A new report from the government revealed U.S. propane consumption in the most recent winter was the lowest total since 2010, largely because of warmer weather across much of the nation.
The U.S. Energy Information Administration reported consumption averaged 0.986 million barrels a day during the 2022-23 winter heating season, which is October through March.
Reduced average winter U.S. propane consumption was influenced by less consumption during the coldest winter months of December, January, and February. Based on the EIA’s recently released Petroleum Supply Monthly, U.S. propane consumption during those three months averaged 1.07 million b/d, also the least since 2010.
The lower consumption is primarily the result of warmer-than-normal temperatures during the winter. The consumption of propane is closely correlated with temperature in the United States during the winter and the resulting demand for heating.

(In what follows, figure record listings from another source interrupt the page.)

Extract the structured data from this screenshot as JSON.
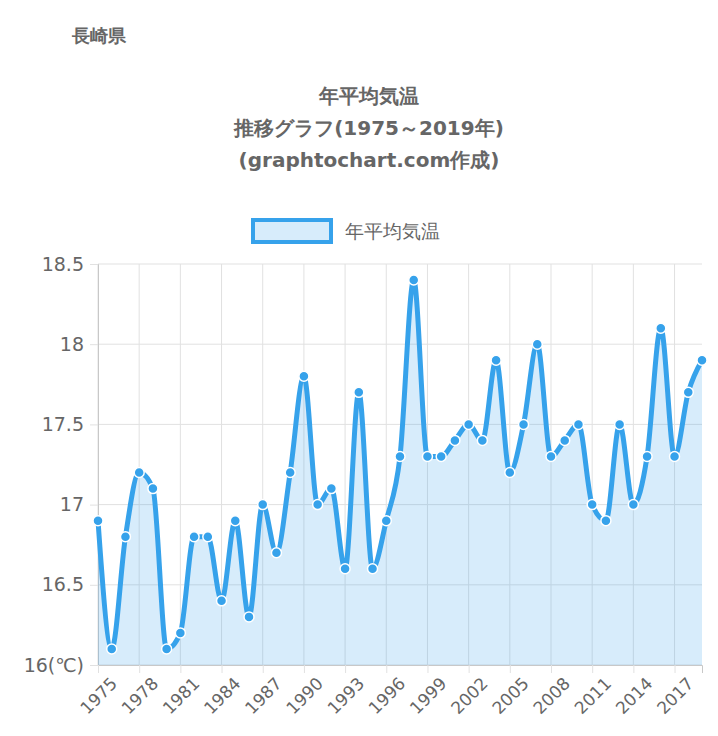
{
  "chart_data": {
    "type": "line",
    "subtitle": "長崎県",
    "title": [
      "年平均気温",
      "推移グラフ(1975～2019年)",
      "(graphtochart.com作成)"
    ],
    "categories": [
      "1975",
      null,
      null,
      "1978",
      null,
      null,
      "1981",
      null,
      null,
      "1984",
      null,
      null,
      "1987",
      null,
      null,
      "1990",
      null,
      null,
      "1993",
      null,
      null,
      "1996",
      null,
      null,
      "1999",
      null,
      null,
      "2002",
      null,
      null,
      "2005",
      null,
      null,
      "2008",
      null,
      null,
      "2011",
      null,
      null,
      "2014",
      null,
      null,
      "2017",
      null,
      null
    ],
    "series": [
      {
        "name": "年平均気温",
        "color": "#36a2eb",
        "marker": "circle",
        "values": [
          16.9,
          16.1,
          16.8,
          17.2,
          17.1,
          16.1,
          16.2,
          16.8,
          16.8,
          16.4,
          16.9,
          16.3,
          17.0,
          16.7,
          17.2,
          17.8,
          17.0,
          17.1,
          16.6,
          17.7,
          16.6,
          16.9,
          17.3,
          18.4,
          17.3,
          17.3,
          17.4,
          17.5,
          17.4,
          17.9,
          17.2,
          17.5,
          18.0,
          17.3,
          17.4,
          17.5,
          17.0,
          16.9,
          17.5,
          17.0,
          17.3,
          18.1,
          17.3,
          17.7,
          17.9
        ]
      }
    ],
    "ylim": [
      16,
      18.5
    ],
    "yticks": [
      {
        "value": 16,
        "label": "16(℃)"
      },
      16.5,
      17,
      17.5,
      18,
      18.5
    ],
    "grid": true,
    "legend": "top"
  }
}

Mild winter temperatures reduced propane consumption in the U.S. residential and commercial sectors. The U.S. Midwest and Northeast account for 54% of the 6.3 million U.S. households that report using propane as their primary space heating fuel. The lower propane demand this winter reduced U.S. propane prices compared with last winter.
Wholesale propane prices at the U.S. benchmark location of Mont Belvieu, Texas, averaged $0.81 per gallon (gal) during the 2022–23 winter heating season, compared with an average of $1.28/gal last winter.
Propane inventories reflect supply and demand balances as well as prices. In the United States, most propane is consumed during the winter heating months. For the week ending October 7, 2022, the first week of the 2022–23 winter heating season, the EIA reported U.S. propane inventories at 85.5 million barrels, 13.2 million barrels more than the same week in the previous winter.
At the end of the winter heating season, for the week ending March 31, 2023, propane inventories were 55.7 million barrels, 22.0 million barrels more than at the end of last winter. U.S. propane stocks have continued growing during April, totaling 58.3 million barrels as of April 28.
Lower demand and prices for propane in the United States last winter caused U.S. propane prices to fall below benchmark hubs in Northwest Europe and East Asia. The price difference supported the most U.S. propane exports on record during a winter heating season.